In Spagna il virus è penetrato nel sistema politico

20 Aprile 2020
In Spagna la fase due non è ancora iniziata, ma come promesso dal governo alcuni comparti industriali strategici, insieme al settore della costruzione hanno riaperto subito dopo Pasqua.
Sanchez ha proposto una nuova estensione del decreto d’allerta nazionale fino al 9 maggio, e di pari passo il suo governo si è già messo al lavoro per garantire la riapertura di tutti i settori produttivi del paese entro l’estate e la normalizzazione dell’attività turistica, ricreativa e culturale entro la fine dell’anno.
Il premier continua i suoi incontri virtuali con i presidenti delle comunità autonome e con i leader dei partiti d’opposizione. Resta ancora sul tappeto l’ipotesi di riedizione di un Patto di Unità Nazionale, come quello che salvò la Spagna dalla recessione nel 1977, ma il clima appare più teso rispetto a qualche settimana fa.
Il Covid 19 si sta insinuando nelle falle del sistema politico così come negli alveoli polmonari dei malcapitati, e sta aggredendo il rapporto stato- regioni e favorendo un aumento della polarizzazione interna.

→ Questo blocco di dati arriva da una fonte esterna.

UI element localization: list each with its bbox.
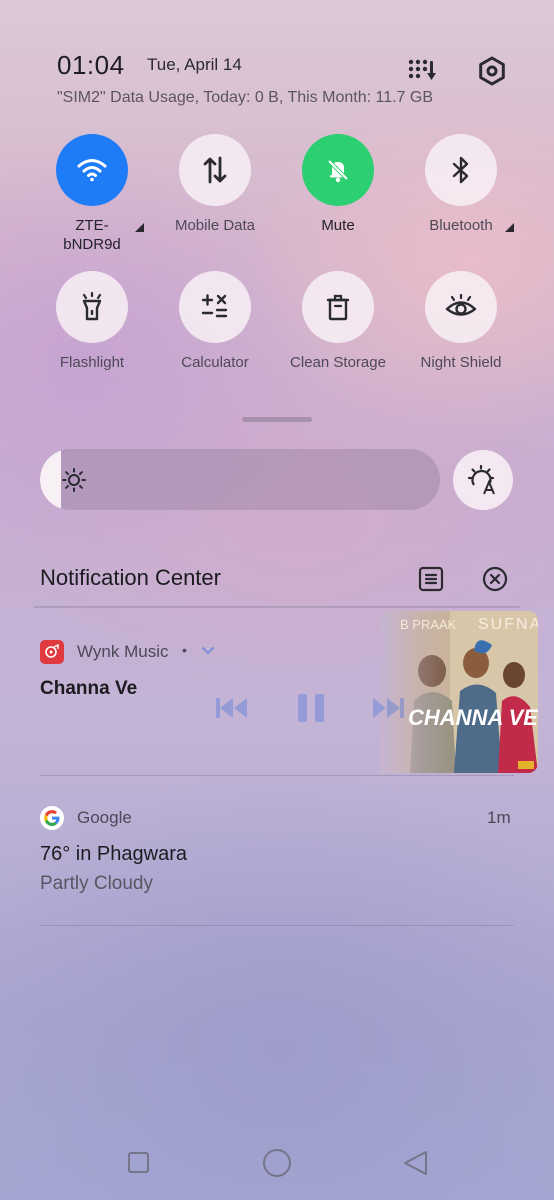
media-song-title: Channa Ve: [40, 678, 138, 699]
grid-edit-icon[interactable]: [405, 55, 437, 87]
recents-button[interactable]: [128, 1152, 149, 1173]
album-art: B PRAAK SUFNA CHANNA VE: [380, 611, 538, 773]
data-usage-text[interactable]: "SIM2" Data Usage, Today: 0 B, This Mont…: [57, 89, 433, 107]
album-sub-text: SUFNA: [478, 616, 538, 633]
toggle-mute-label: Mute: [321, 217, 355, 234]
toggle-night-shield-label: Night Shield: [420, 354, 502, 371]
settings-icon[interactable]: [476, 55, 508, 87]
trash-icon: [302, 271, 374, 343]
bell-off-icon: [302, 134, 374, 206]
flashlight-icon: [56, 271, 128, 343]
toggle-night-shield[interactable]: Night Shield: [406, 271, 516, 372]
toggle-flashlight[interactable]: Flashlight: [37, 271, 147, 372]
toggle-flashlight-label: Flashlight: [59, 354, 125, 371]
bluetooth-icon: [425, 134, 497, 206]
wynk-app-icon: [40, 640, 64, 664]
media-app-name: Wynk Music: [77, 642, 169, 661]
manage-notifications-icon[interactable]: [418, 566, 444, 597]
auto-brightness-icon: [468, 465, 495, 495]
back-button[interactable]: [402, 1149, 430, 1182]
brightness-fill: [40, 449, 61, 510]
google-divider: [40, 925, 514, 926]
data-arrows-icon: [179, 134, 251, 206]
pause-icon[interactable]: [295, 692, 327, 729]
toggle-bluetooth-label: Bluetooth: [429, 217, 493, 234]
google-app-name: Google: [77, 808, 132, 827]
toggle-clean-storage-label: Clean Storage: [290, 354, 386, 371]
date-label: Tue, April 14: [147, 55, 242, 74]
toggle-wifi[interactable]: ZTE-bNDR9d: [37, 134, 147, 254]
auto-brightness-button[interactable]: [453, 450, 513, 510]
google-notification[interactable]: [40, 806, 64, 835]
wifi-expand-caret[interactable]: [135, 223, 144, 232]
calculator-icon: [179, 271, 251, 343]
sun-icon: [62, 468, 86, 497]
google-weather-subtitle: Partly Cloudy: [40, 873, 153, 894]
nc-top-divider: [34, 606, 520, 608]
toggle-mute[interactable]: Mute: [283, 134, 393, 235]
back-triangle-icon: [404, 1151, 427, 1175]
toggle-mobile-data[interactable]: Mobile Data: [160, 134, 270, 235]
toggle-clean-storage[interactable]: Clean Storage: [283, 271, 393, 372]
clock-time: 01:04: [57, 50, 125, 80]
toggle-wifi-label: ZTE-bNDR9d: [63, 217, 121, 253]
bluetooth-expand-caret[interactable]: [505, 223, 514, 232]
toggle-calculator-label: Calculator: [181, 354, 249, 371]
drag-handle[interactable]: [242, 417, 312, 422]
wifi-icon: [56, 134, 128, 206]
media-notification[interactable]: [40, 640, 64, 664]
previous-track-icon[interactable]: [214, 695, 252, 726]
toggle-mobile-data-label: Mobile Data: [174, 217, 256, 234]
google-time: 1m: [487, 808, 511, 827]
notification-center-title: Notification Center: [40, 565, 221, 590]
brightness-slider[interactable]: [40, 449, 440, 510]
next-track-icon[interactable]: [368, 695, 406, 726]
google-g-icon: [40, 806, 64, 830]
google-weather-title: 76° in Phagwara: [40, 843, 187, 865]
media-separator: •: [182, 642, 187, 658]
clear-all-icon[interactable]: [482, 566, 508, 597]
media-divider: [40, 775, 514, 776]
album-artist-text: B PRAAK: [400, 617, 457, 632]
album-title-text: CHANNA VE: [408, 705, 538, 730]
toggle-calculator[interactable]: Calculator: [160, 271, 270, 372]
home-button[interactable]: [263, 1149, 291, 1177]
toggle-bluetooth[interactable]: Bluetooth: [406, 134, 516, 235]
eye-icon: [425, 271, 497, 343]
expand-chevron-icon[interactable]: [200, 644, 216, 663]
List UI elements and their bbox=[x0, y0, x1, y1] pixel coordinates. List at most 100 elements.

Andiamo con ordine. Rispetto al rapporto stato- regioni, varie comunità autonome, in particolare quella catalana, valenciana, basca, baleare e andalusa rivendicano maggiore autonomia rispetto al governo centrale per gestire la fase due. Nessun parlamento autonomico mette in dubbio la necessità del distanziamento sociale, né quella dell’uso di guanti e mascherine per potere riprendere le consuete attività lavorative, tutti condividono però la necessità di allentare in modo graduale il confinamento e favorire la ripresa in base alla curva dei contagi regionali e ai settori di punta dell’industria locale, in modo da non perdere troppo terreno nella competizione e nell’export internazionale.

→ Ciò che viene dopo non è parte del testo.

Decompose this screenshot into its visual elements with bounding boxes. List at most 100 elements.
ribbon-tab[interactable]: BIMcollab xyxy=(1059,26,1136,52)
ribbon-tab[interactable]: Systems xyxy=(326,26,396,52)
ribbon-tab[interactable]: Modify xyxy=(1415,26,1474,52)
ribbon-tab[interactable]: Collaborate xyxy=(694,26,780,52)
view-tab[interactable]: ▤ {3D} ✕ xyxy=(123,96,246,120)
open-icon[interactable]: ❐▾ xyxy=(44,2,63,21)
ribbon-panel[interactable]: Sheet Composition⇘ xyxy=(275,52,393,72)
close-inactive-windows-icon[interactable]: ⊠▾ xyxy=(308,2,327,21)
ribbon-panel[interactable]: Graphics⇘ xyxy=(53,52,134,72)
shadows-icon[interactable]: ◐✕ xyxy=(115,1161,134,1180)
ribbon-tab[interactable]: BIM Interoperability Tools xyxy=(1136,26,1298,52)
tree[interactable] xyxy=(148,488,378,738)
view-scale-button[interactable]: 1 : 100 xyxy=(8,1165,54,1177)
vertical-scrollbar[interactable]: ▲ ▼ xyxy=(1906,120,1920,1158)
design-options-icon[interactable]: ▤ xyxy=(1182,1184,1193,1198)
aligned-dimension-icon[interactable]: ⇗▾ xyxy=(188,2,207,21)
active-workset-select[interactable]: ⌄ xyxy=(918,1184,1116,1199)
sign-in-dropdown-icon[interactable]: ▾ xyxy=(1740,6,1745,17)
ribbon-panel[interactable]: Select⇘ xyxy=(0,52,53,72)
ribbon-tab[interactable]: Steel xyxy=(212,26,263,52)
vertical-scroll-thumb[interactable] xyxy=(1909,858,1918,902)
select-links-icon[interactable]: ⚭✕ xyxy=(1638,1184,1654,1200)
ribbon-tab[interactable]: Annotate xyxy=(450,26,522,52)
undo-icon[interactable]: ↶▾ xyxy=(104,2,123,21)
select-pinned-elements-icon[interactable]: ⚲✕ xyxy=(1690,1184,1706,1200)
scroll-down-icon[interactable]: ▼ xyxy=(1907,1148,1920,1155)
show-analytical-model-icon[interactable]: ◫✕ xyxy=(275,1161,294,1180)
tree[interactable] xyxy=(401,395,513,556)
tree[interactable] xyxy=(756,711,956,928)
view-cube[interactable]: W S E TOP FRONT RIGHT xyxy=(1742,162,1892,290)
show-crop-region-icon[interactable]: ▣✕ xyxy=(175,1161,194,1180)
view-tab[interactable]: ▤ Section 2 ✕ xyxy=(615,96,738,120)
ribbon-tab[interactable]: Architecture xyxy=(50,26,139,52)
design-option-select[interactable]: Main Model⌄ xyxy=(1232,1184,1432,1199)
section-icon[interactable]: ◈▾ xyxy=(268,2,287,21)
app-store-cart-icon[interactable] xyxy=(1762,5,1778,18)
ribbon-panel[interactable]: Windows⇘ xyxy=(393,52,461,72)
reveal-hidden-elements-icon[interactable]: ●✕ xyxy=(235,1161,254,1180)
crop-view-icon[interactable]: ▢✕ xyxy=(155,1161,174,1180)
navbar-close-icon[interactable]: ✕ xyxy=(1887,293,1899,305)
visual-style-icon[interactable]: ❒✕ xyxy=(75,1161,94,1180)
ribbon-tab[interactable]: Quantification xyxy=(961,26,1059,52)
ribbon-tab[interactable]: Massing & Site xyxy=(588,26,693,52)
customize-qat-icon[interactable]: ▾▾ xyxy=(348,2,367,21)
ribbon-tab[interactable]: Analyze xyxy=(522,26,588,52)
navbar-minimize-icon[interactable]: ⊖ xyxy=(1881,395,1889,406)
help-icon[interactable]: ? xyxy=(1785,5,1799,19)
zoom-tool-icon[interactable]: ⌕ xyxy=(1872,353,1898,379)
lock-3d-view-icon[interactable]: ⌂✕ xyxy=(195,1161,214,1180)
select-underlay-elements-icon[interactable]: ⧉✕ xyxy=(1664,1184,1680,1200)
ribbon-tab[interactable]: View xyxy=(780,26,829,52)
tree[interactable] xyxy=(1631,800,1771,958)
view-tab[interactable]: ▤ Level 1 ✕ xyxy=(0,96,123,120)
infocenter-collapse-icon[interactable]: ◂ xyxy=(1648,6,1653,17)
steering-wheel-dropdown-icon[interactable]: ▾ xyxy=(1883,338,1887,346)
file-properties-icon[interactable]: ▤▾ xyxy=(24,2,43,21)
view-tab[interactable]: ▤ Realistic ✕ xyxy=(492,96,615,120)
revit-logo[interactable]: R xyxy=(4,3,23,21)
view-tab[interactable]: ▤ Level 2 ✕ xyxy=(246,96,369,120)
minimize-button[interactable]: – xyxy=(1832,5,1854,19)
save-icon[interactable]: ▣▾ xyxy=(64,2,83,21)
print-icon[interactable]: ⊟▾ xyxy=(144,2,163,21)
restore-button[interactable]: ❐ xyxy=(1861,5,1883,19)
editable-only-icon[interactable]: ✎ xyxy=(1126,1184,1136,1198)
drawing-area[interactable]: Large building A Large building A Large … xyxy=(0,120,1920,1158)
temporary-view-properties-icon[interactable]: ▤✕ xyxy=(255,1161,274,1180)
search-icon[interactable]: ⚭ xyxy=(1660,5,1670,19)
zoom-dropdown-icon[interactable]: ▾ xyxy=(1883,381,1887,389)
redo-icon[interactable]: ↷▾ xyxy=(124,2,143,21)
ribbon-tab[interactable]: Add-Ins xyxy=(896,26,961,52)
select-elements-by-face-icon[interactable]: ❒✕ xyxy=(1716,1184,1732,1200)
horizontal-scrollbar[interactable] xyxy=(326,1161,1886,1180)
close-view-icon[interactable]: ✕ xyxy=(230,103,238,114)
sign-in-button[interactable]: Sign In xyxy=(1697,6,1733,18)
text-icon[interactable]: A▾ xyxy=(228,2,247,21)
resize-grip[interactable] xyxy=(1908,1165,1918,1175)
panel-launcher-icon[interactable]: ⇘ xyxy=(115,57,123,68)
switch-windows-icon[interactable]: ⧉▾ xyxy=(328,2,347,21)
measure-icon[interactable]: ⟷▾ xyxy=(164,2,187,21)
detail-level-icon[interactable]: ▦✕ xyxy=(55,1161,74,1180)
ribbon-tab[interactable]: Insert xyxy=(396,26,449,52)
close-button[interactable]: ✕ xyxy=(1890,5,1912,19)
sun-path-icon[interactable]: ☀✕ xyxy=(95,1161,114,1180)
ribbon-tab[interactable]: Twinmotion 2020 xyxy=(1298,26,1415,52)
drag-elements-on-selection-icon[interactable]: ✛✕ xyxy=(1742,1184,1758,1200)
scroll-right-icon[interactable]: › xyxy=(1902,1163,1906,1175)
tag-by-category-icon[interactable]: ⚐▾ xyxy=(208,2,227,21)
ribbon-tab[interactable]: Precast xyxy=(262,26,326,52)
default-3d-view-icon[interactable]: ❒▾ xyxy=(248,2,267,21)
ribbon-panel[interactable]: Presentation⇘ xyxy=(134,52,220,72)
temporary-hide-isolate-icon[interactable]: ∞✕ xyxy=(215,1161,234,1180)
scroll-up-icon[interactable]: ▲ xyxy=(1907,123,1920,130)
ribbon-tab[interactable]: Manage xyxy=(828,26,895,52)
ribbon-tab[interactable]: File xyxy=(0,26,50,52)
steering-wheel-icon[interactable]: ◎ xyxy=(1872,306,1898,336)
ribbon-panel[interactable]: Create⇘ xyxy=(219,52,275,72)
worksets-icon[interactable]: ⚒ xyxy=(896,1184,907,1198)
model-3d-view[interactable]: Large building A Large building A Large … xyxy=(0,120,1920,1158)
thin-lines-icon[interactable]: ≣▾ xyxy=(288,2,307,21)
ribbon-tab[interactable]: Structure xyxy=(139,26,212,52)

In particolare alcune forze politiche come Esquerra Republicana Catalana (ERC)- pur mostrandosi apparentemente favorevoli alla costituzione di un tavolo negoziale tra governo centrale e comunità locali, sottolineano la necessità di favorire il ripristino del decentramento delle competenze sanitarie e insinuano all’interno di questo dibattito quello sull’autodeterminazione catalana, bruscamente interrottosi da più di un anno.
Anche sul versante del rapporto maggioranza – opposizione le distanze appaiono maggiori rispetto all’inizio del lockdown.
Abascal di Vox rifiuta di partecipare al tavolo governativo, mentre Casado del Partido Popular mette sempre più in dubbio la validità di un rilancio dei Patti della Moncloa e sottolinea quanto i principi ispiratori della ripresa dovrebbero essere elaborati in sede legislativa e non soltanto essere presentati dal governo al Congresso dei Deputati. Nell’ottica della centralità del Parlamento il leader PP vorrebbe che fosse coinvolto anche il Senato, nella sua qualità di rappresentante delle istanze territoriali del paese.
Si dibatte altresì sulle modalità di erogazione di un salario minimo, soprattutto per quanti colpiti dalla pandemia si sono visti costretti a rinunciare al lavoro stagionale, e a come aiutare categorie quali quella degli artigiani la cui ripresa sarà ancor più difficile rispetto a quella industriale.
I partiti non sembrano trovare una quadra e alcuni ancora oggi autorevolissimi uomini politici, come Felipe Gonzalez- storico leader socialista degli anni Ottanta, teme che la polarizzazione scaturita dalle diverse ricette- locali e nazionali- per la ripresa economica del paese sarà sfruttato da alcune forze politiche (il riferimento è senza dubbio a Unidas Podemos), per attaccare il modello costituzionale esistente.